What to consider when launching your fashion business

Your vision – and how you’ll execute your vision – is key. Plan and communicate your vision clearly and you’ll be on your way to materialising your visionary dream.

1. Your brand and brand values

Do you want to be slow fashion or fast fashion? It’s a decision that needs to be made from the outset. Will you be accommodating a cheaper price point to go mass-market, or do you want your products to cater to a niche? Both are amazing avenues, but with very different struggles.

A niche doesn’t have to mean expensive, but you may choose to have a running theme with a deeper meaningful message behind each piece, which will keep your customer engaged.

Ask yourself what you want your brand’s story to be. When I was launching Tress Clothing, I wanted structure and solid materials to let the clothes speak for themselves. Tress Clothing’s message is truth, trust and positivity – not caving or changing, and staying positive to your vision in an ever-changing surrounding. I wanted to evoke and communicate that through my pieces, so fast fashion wasn’t for me.

Logos and large prints are great, and many brands make them work beautifully. However, for my vision it didn’t work. I didn’t want to risk taking attention away from the core design and message of the product. I’ve found that my customers really enjoy the flexibility no logo garments gives them, to wear the pieces their own way.

2. What do you want your products to look and feel like?

The customer’s experience sits at the core of the brand, and your connection with the customer. Once you have your vision find your market and see what exactly it is they want. When launching Tress Clothing, I researched a few similar brands, with similar concepts, products and price points, and learnt about their approaches to purchasing. I tried to get in front of their customers to understand what it is that they wanted, and what other brands are missing. I also visited boutiques across the country to see if my vision was adaptable. While it’s great to have a strong first collection, it needs to send a clear message with regards to product quality and what customers can expect next.

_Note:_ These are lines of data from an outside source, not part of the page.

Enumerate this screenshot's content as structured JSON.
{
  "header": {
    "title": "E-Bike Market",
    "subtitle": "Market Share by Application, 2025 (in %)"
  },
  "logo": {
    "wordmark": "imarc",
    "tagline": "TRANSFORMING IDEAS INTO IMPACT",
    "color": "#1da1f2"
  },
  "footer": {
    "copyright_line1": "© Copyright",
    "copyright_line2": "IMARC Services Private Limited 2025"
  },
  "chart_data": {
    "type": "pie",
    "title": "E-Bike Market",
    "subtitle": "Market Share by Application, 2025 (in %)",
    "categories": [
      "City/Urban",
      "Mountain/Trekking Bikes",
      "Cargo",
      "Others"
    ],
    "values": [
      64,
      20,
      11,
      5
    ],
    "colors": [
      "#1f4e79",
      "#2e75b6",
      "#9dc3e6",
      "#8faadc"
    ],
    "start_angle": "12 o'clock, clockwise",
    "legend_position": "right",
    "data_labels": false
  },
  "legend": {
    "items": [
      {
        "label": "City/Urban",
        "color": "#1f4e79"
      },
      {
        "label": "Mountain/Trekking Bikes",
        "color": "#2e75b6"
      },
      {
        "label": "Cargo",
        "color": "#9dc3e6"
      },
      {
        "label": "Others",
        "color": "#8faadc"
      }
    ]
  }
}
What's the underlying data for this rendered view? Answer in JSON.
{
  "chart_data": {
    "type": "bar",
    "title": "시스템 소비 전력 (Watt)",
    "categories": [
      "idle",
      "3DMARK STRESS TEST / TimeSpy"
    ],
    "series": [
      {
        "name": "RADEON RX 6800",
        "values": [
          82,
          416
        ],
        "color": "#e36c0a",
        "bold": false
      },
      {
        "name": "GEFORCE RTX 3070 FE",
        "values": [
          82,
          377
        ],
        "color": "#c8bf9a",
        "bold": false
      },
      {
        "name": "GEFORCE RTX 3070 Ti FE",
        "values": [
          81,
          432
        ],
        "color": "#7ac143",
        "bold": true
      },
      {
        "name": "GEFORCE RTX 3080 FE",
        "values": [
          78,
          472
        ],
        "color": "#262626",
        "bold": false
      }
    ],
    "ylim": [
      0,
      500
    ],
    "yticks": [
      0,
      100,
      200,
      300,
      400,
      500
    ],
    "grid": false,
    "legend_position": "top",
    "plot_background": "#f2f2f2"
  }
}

Once you’ve decided on your brand values, and you’ve distinguished your message, you can really get creative: start designing! Heads up – manufacturing is the gruelling and costly stage, but it’s brand-defining.

Attending trade shows should be on any budding designer’s calendar, as it’s a great way to build out your address book – that’s where I met my key contacts for materials and manufacturing. I also learnt a lot of the basics by attending trade shows, from time-scales, to design advice and how to hit certain price-points. This will put you in a great position when you’re building time projections.

3. How will you promote your brand?

When it comes to promoting Tress Clothing, I work with a company called Jelly Pixels. They take care of the broader marketing plan, as well as things like Google listing and social media. I felt it was important to work with a contractor, as brand promotion is essential but time-consuming, and needs expertise.

I also find trade shows to be a great place to promote the product – people have the chance to be hands-on, and directly relate to the product. Wherever possible, I’d recommend seeking out opportunities to exhibit your products – I believe product placement is key. I had a lot of traction following an exhibition at YKK, and I’m currently working on Tress Clothing’s forthcoming pop-up at Wolf & Badger, a boutique for independent and ethical brands based in London.